You're at a strategy meeting with the stakeholders. They want to make sure you have the data required to answer the questions they're most interested in.

Be prepared to answer the following questions:

Data Science Methods

Johnny, Data Science Intern

I guess the first thing we need to decide is if this is a classification problem or a regression problem.

Based on your initial analysis of the data, your team feels:

This is a classification problem.
This is a regression problem.

Additional Insights

Tom Jones, Head of marketing and brand development

I don't want to know just whether or not a particular song is going to be a hit or not, I want to know what goes into making it a hit.
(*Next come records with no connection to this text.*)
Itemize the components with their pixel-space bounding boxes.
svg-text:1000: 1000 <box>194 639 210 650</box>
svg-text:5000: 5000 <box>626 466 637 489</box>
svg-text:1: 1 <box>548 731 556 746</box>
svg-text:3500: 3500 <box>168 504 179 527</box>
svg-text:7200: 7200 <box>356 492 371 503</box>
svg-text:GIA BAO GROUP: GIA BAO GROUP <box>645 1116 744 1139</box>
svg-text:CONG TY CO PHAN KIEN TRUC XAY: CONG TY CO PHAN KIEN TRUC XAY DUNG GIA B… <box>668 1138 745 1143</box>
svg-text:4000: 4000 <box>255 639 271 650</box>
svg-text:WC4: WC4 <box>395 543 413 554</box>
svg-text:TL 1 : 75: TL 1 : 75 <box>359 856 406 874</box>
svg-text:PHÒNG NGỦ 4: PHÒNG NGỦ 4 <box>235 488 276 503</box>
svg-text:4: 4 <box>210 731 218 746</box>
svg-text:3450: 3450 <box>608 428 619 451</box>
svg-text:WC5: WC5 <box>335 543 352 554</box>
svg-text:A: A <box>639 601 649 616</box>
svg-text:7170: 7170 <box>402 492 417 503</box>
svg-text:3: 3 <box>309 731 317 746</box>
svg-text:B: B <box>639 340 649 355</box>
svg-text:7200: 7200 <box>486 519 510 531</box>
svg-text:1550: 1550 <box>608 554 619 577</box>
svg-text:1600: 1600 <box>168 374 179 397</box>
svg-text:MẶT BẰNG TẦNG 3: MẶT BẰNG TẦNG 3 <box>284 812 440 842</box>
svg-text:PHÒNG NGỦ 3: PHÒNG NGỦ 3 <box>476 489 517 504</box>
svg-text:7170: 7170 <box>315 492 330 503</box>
What are the most important factors and which factors don't matter at all.
Is there an algorithm that can tell me that?

Based on your initial analysis of the data, your team feels:

Yes, k Nearest Neighbors can answer that question.
Yes, decision trees would do a good job here.
Yes, clustering is the way to answer that question.
No, all we can give you is a predictive model, not tell you why how it works.

Timing

Ezra, Lead Singer of the Wasps

But if we're like, using a bunch of old data, won't your model just predict what would have been a popular song twenty years ago?
How can we make sure that what the model predicts for today would actually be popular today?

Based on your initial analysis of the data, your team feels that the best way to handle this is:

To stratify the training and test data by decade to figure this out using some kind of model ensemble.
To look for features that persist across the decades and appear to be timeless.
To filter the dataset to include only the songs that were popular in the last ten years or so.
There's no way to guarantee this.

Model Evaluation

Johnny, Data Science Intern

How will we know if our model has strong predictive power?
Which evaluation metric will we use?

Based on your initial analysis of the data, your team feels:

We'll use the accuracy of test set predictions.
We'll use the $F_1$ score.
We'll use the root mean squared error (RMSE).
We'll use the $R^2$ value.